You’d think that blog would just write itself but actually it was surprisingly uneventful.
The only thing worth mentioning is that my commercial agent called me and told me I should wear “my milkmaid outfit” to the audition.
ME: My milkmaid outfit? I don’t think I have one of those.
HIM: Oh. You were never a milkmaid for Halloween or something?
ME: Um – no. What would make you think that?
HIM: I don’t know. Just that you’re from North Dakota…and you probably have one…and stuff.
I hung up feeling like I should send him the Wikipedia article about North Dakota and highlight the part describing when electricity was introduced to the state.
Sometimes I’m convinced that people assume just because I’m from North Dakota I’m behind the times. Essentially unhip. Lacking some kind of cool factor that every other kid is born with.
I thought about that as I headed to the ‘hip’ capital of Los Angeles – Silverlake – to listen to a super-cool new band for my friend, Lydia’s, birthday.
I was cool! I was with the times! I was wearing the right clothes and knew the right bands!
I did not own a milkmaid outfit!
My friend Noah rode with me and we met two of my other friends, Katie and Kristen, at the venue.
I walked in determined to be the hippest I’d ever been in my life. I was going to show those LA hipsters that I could be just as cool as them.
I got my drink and planted myself directly in the middle of the crowd. The “sweet spot,” as the birthday girl told me, where the sound was going to be the best.
I was ready. I was ready to look hip, sipping a hip drink, listening to a hip band.
I looked up eagerly as the they began to play.
This was going to be so good!!
Suddenly, the band’s “sound” shot out of the speakers and began its violent assault on my eardrums.
I felt like they were playing right next to me with the express purpose of trying to make my ears bleed.
I gritted my teeth and smiled.
No! It is NOT cool to move to the back of the room, curl up into a ball, and whimper. You can do this. YOU WILL BE HIP.

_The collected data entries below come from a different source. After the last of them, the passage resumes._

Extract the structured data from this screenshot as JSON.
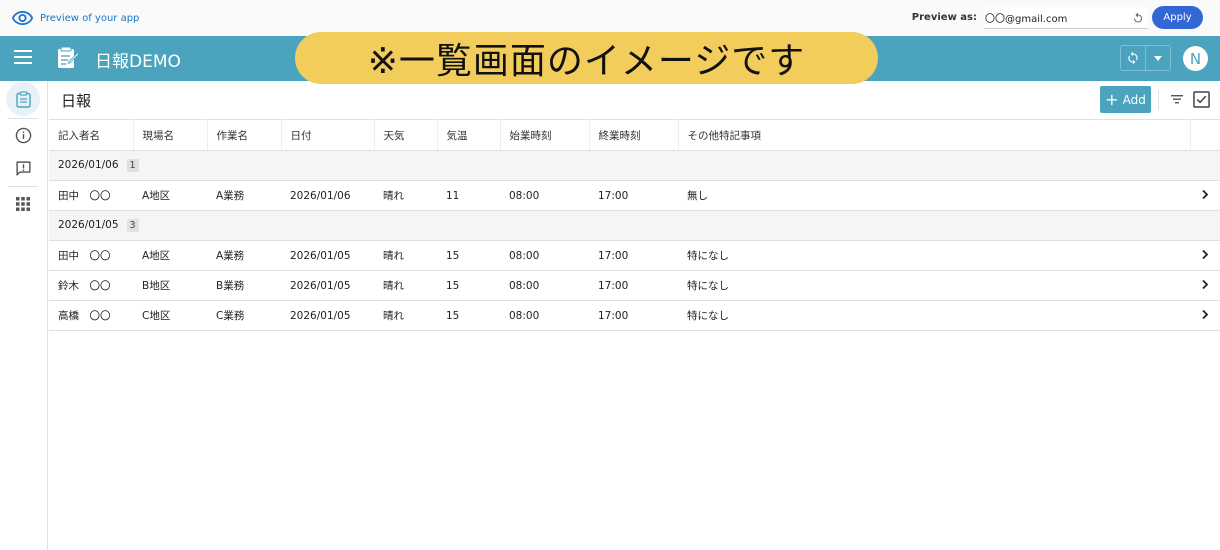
{
  "preview": {
    "label": "Preview of your app",
    "preview_as_label": "Preview as:",
    "email": "〇〇@gmail.com",
    "apply_label": "Apply"
  },
  "header": {
    "title": "日報DEMO",
    "banner": "※一覧画面のイメージです",
    "avatar_initial": "N"
  },
  "view": {
    "title": "日報",
    "add_label": "Add"
  },
  "table": {
    "columns": [
      "記入者名",
      "現場名",
      "作業名",
      "日付",
      "天気",
      "気温",
      "始業時刻",
      "終業時刻",
      "その他特記事項"
    ],
    "groups": [
      {
        "label": "2026/01/06",
        "count": "1",
        "rows": [
          [
            "田中　〇〇",
            "A地区",
            "A業務",
            "2026/01/06",
            "晴れ",
            "11",
            "08:00",
            "17:00",
            "無し"
          ]
        ]
      },
      {
        "label": "2026/01/05",
        "count": "3",
        "rows": [
          [
            "田中　〇〇",
            "A地区",
            "A業務",
            "2026/01/05",
            "晴れ",
            "15",
            "08:00",
            "17:00",
            "特になし"
          ],
          [
            "鈴木　〇〇",
            "B地区",
            "B業務",
            "2026/01/05",
            "晴れ",
            "15",
            "08:00",
            "17:00",
            "特になし"
          ],
          [
            "高橋　〇〇",
            "C地区",
            "C業務",
            "2026/01/05",
            "晴れ",
            "15",
            "08:00",
            "17:00",
            "特になし"
          ]
        ]
      }
    ]
  },
  "colors": {
    "header_bg": "#4ba3be",
    "banner_bg": "#f2cd5c",
    "apply_bg": "#3367d6"
  },
  "icons": {
    "preview": "eye-icon",
    "menu": "hamburger-menu-icon",
    "logo": "notepad-pencil-icon",
    "sync": "sync-icon",
    "rail": [
      "clipboard-icon",
      "info-icon",
      "feedback-icon",
      "apps-grid-icon"
    ],
    "filter": "filter-icon",
    "select": "checkbox-icon",
    "row": "chevron-right-icon"
  }
}
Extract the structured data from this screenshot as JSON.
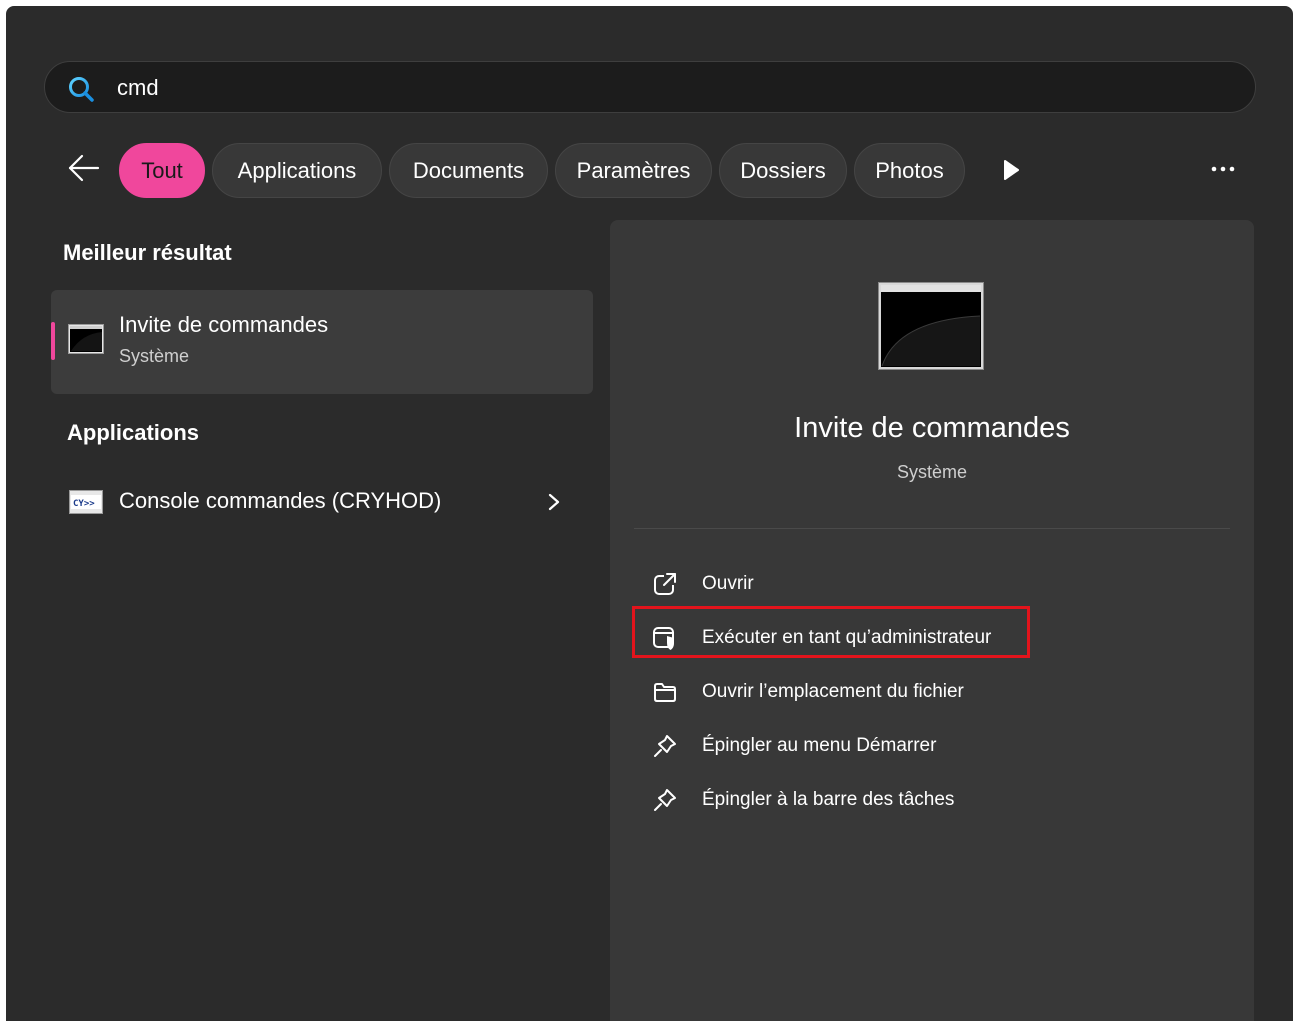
{
  "search": {
    "value": "cmd"
  },
  "filters": {
    "items": [
      "Tout",
      "Applications",
      "Documents",
      "Paramètres",
      "Dossiers",
      "Photos"
    ],
    "active": "Tout",
    "accent_color": "#f0479c"
  },
  "left": {
    "best_header": "Meilleur résultat",
    "best": {
      "title": "Invite de commandes",
      "subtitle": "Système"
    },
    "apps_header": "Applications",
    "apps": [
      {
        "label": "Console commandes (CRYHOD)"
      }
    ]
  },
  "panel": {
    "title": "Invite de commandes",
    "subtitle": "Système",
    "actions": [
      {
        "label": "Ouvrir",
        "icon": "open-external-icon"
      },
      {
        "label": "Exécuter en tant qu’administrateur",
        "icon": "shield-window-icon",
        "highlighted": true
      },
      {
        "label": "Ouvrir l’emplacement du fichier",
        "icon": "folder-icon"
      },
      {
        "label": "Épingler au menu Démarrer",
        "icon": "pin-icon"
      },
      {
        "label": "Épingler à la barre des tâches",
        "icon": "pin-icon"
      }
    ],
    "highlight_color": "#e3141c"
  }
}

But slowly I realized that I couldn’t handle it. That my looking cool was not as important as my being able to hear.
And by “hear” I mean ever again.
Like, EVER.
I looked at Noah and Katie and they were wearing an expression similar to mine.

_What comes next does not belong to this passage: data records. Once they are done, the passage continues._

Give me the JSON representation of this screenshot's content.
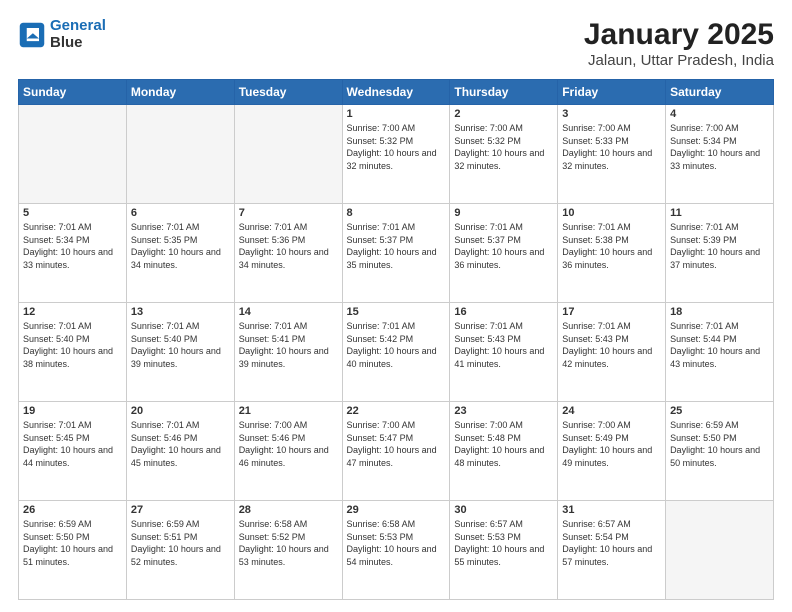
{
  "header": {
    "logo_line1": "General",
    "logo_line2": "Blue",
    "title": "January 2025",
    "subtitle": "Jalaun, Uttar Pradesh, India"
  },
  "weekdays": [
    "Sunday",
    "Monday",
    "Tuesday",
    "Wednesday",
    "Thursday",
    "Friday",
    "Saturday"
  ],
  "weeks": [
    [
      {
        "day": "",
        "sunrise": "",
        "sunset": "",
        "daylight": "",
        "empty": true
      },
      {
        "day": "",
        "sunrise": "",
        "sunset": "",
        "daylight": "",
        "empty": true
      },
      {
        "day": "",
        "sunrise": "",
        "sunset": "",
        "daylight": "",
        "empty": true
      },
      {
        "day": "1",
        "sunrise": "Sunrise: 7:00 AM",
        "sunset": "Sunset: 5:32 PM",
        "daylight": "Daylight: 10 hours and 32 minutes."
      },
      {
        "day": "2",
        "sunrise": "Sunrise: 7:00 AM",
        "sunset": "Sunset: 5:32 PM",
        "daylight": "Daylight: 10 hours and 32 minutes."
      },
      {
        "day": "3",
        "sunrise": "Sunrise: 7:00 AM",
        "sunset": "Sunset: 5:33 PM",
        "daylight": "Daylight: 10 hours and 32 minutes."
      },
      {
        "day": "4",
        "sunrise": "Sunrise: 7:00 AM",
        "sunset": "Sunset: 5:34 PM",
        "daylight": "Daylight: 10 hours and 33 minutes."
      }
    ],
    [
      {
        "day": "5",
        "sunrise": "Sunrise: 7:01 AM",
        "sunset": "Sunset: 5:34 PM",
        "daylight": "Daylight: 10 hours and 33 minutes."
      },
      {
        "day": "6",
        "sunrise": "Sunrise: 7:01 AM",
        "sunset": "Sunset: 5:35 PM",
        "daylight": "Daylight: 10 hours and 34 minutes."
      },
      {
        "day": "7",
        "sunrise": "Sunrise: 7:01 AM",
        "sunset": "Sunset: 5:36 PM",
        "daylight": "Daylight: 10 hours and 34 minutes."
      },
      {
        "day": "8",
        "sunrise": "Sunrise: 7:01 AM",
        "sunset": "Sunset: 5:37 PM",
        "daylight": "Daylight: 10 hours and 35 minutes."
      },
      {
        "day": "9",
        "sunrise": "Sunrise: 7:01 AM",
        "sunset": "Sunset: 5:37 PM",
        "daylight": "Daylight: 10 hours and 36 minutes."
      },
      {
        "day": "10",
        "sunrise": "Sunrise: 7:01 AM",
        "sunset": "Sunset: 5:38 PM",
        "daylight": "Daylight: 10 hours and 36 minutes."
      },
      {
        "day": "11",
        "sunrise": "Sunrise: 7:01 AM",
        "sunset": "Sunset: 5:39 PM",
        "daylight": "Daylight: 10 hours and 37 minutes."
      }
    ],
    [
      {
        "day": "12",
        "sunrise": "Sunrise: 7:01 AM",
        "sunset": "Sunset: 5:40 PM",
        "daylight": "Daylight: 10 hours and 38 minutes."
      },
      {
        "day": "13",
        "sunrise": "Sunrise: 7:01 AM",
        "sunset": "Sunset: 5:40 PM",
        "daylight": "Daylight: 10 hours and 39 minutes."
      },
      {
        "day": "14",
        "sunrise": "Sunrise: 7:01 AM",
        "sunset": "Sunset: 5:41 PM",
        "daylight": "Daylight: 10 hours and 39 minutes."
      },
      {
        "day": "15",
        "sunrise": "Sunrise: 7:01 AM",
        "sunset": "Sunset: 5:42 PM",
        "daylight": "Daylight: 10 hours and 40 minutes."
      },
      {
        "day": "16",
        "sunrise": "Sunrise: 7:01 AM",
        "sunset": "Sunset: 5:43 PM",
        "daylight": "Daylight: 10 hours and 41 minutes."
      },
      {
        "day": "17",
        "sunrise": "Sunrise: 7:01 AM",
        "sunset": "Sunset: 5:43 PM",
        "daylight": "Daylight: 10 hours and 42 minutes."
      },
      {
        "day": "18",
        "sunrise": "Sunrise: 7:01 AM",
        "sunset": "Sunset: 5:44 PM",
        "daylight": "Daylight: 10 hours and 43 minutes."
      }
    ],
    [
      {
        "day": "19",
        "sunrise": "Sunrise: 7:01 AM",
        "sunset": "Sunset: 5:45 PM",
        "daylight": "Daylight: 10 hours and 44 minutes."
      },
      {
        "day": "20",
        "sunrise": "Sunrise: 7:01 AM",
        "sunset": "Sunset: 5:46 PM",
        "daylight": "Daylight: 10 hours and 45 minutes."
      },
      {
        "day": "21",
        "sunrise": "Sunrise: 7:00 AM",
        "sunset": "Sunset: 5:46 PM",
        "daylight": "Daylight: 10 hours and 46 minutes."
      },
      {
        "day": "22",
        "sunrise": "Sunrise: 7:00 AM",
        "sunset": "Sunset: 5:47 PM",
        "daylight": "Daylight: 10 hours and 47 minutes."
      },
      {
        "day": "23",
        "sunrise": "Sunrise: 7:00 AM",
        "sunset": "Sunset: 5:48 PM",
        "daylight": "Daylight: 10 hours and 48 minutes."
      },
      {
        "day": "24",
        "sunrise": "Sunrise: 7:00 AM",
        "sunset": "Sunset: 5:49 PM",
        "daylight": "Daylight: 10 hours and 49 minutes."
      },
      {
        "day": "25",
        "sunrise": "Sunrise: 6:59 AM",
        "sunset": "Sunset: 5:50 PM",
        "daylight": "Daylight: 10 hours and 50 minutes."
      }
    ],
    [
      {
        "day": "26",
        "sunrise": "Sunrise: 6:59 AM",
        "sunset": "Sunset: 5:50 PM",
        "daylight": "Daylight: 10 hours and 51 minutes."
      },
      {
        "day": "27",
        "sunrise": "Sunrise: 6:59 AM",
        "sunset": "Sunset: 5:51 PM",
        "daylight": "Daylight: 10 hours and 52 minutes."
      },
      {
        "day": "28",
        "sunrise": "Sunrise: 6:58 AM",
        "sunset": "Sunset: 5:52 PM",
        "daylight": "Daylight: 10 hours and 53 minutes."
      },
      {
        "day": "29",
        "sunrise": "Sunrise: 6:58 AM",
        "sunset": "Sunset: 5:53 PM",
        "daylight": "Daylight: 10 hours and 54 minutes."
      },
      {
        "day": "30",
        "sunrise": "Sunrise: 6:57 AM",
        "sunset": "Sunset: 5:53 PM",
        "daylight": "Daylight: 10 hours and 55 minutes."
      },
      {
        "day": "31",
        "sunrise": "Sunrise: 6:57 AM",
        "sunset": "Sunset: 5:54 PM",
        "daylight": "Daylight: 10 hours and 57 minutes."
      },
      {
        "day": "",
        "sunrise": "",
        "sunset": "",
        "daylight": "",
        "empty": true
      }
    ]
  ]
}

Without speaking (because it was impossible) we moved further and further back until we were pressed up against the back of the room.
Katie ripped up pieces of paper, which we rolled up and put in our ears.

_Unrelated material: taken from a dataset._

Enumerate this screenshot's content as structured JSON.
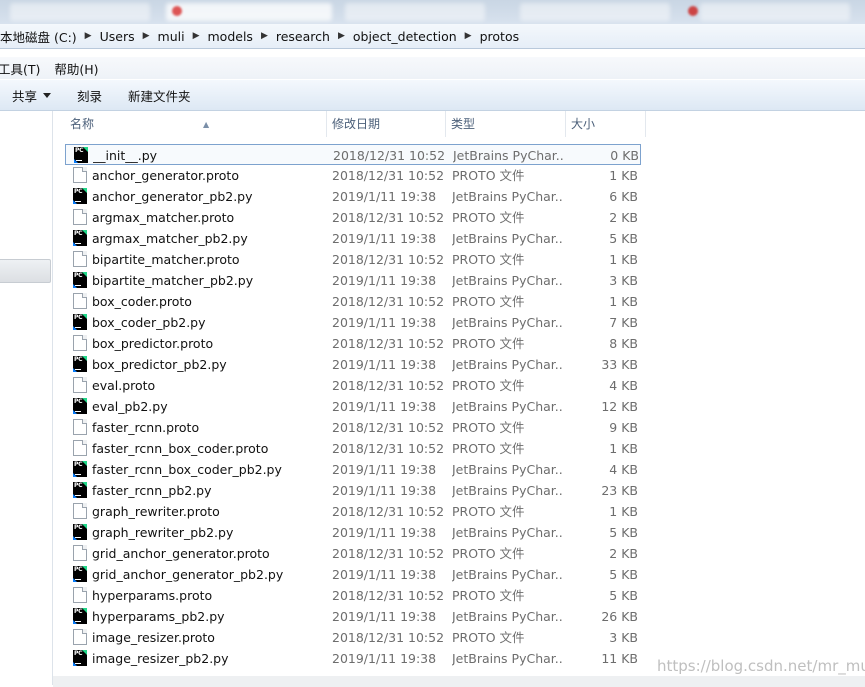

At this point I was still trying to hang on to a scrap of being cool. I tried to shove the paper far into my ears so no one would see it.
I glanced at the other two and gave a thumbs-up.
But to be honest, the paper wasn’t working. The band was so loud I started to become concerned that my head might actually explode.
Finally, I sacrificed what little cool I had left.
I pulled the paper out , sat down, and plugged my ears with my fingers.
Seriously.
I did that.
In a super-cool club in one of the hippest areas of Los Angeles.
I looked like I was an eight-year-old girl refusing to listen to her mother but I didn’t care.
Being hip was not worth never being able to have a conversation that didn’t include the word, “WHAT?”
The band finally, MERCIFULLY, ended.
I felt like I might vomit.
Noah and I left shortly after and as we stepped outside he noted that it sounded like we were underwater.
“What???” I yelled at him.
I looked over and started to talk much louder than was probably appropriate.
I feel like I’m eighty-years-old. I’m so not cool.
Noah looked like he hadn’t quite heard me.
Jessica, you are not un-cool just because you value one of your five senses.
He had a point.
I did enjoy hearing things.
And I like other hip things like…cake.
Cake is hip, right?
And to be honest, there are some ‘cool’ things I just refuse to take part in.
Like cocaine.
And jeggings.
And that’s okay with me. I think being super-cool is overrated.
In fact, excuse me while I go scrounge up a milkmaid outfit.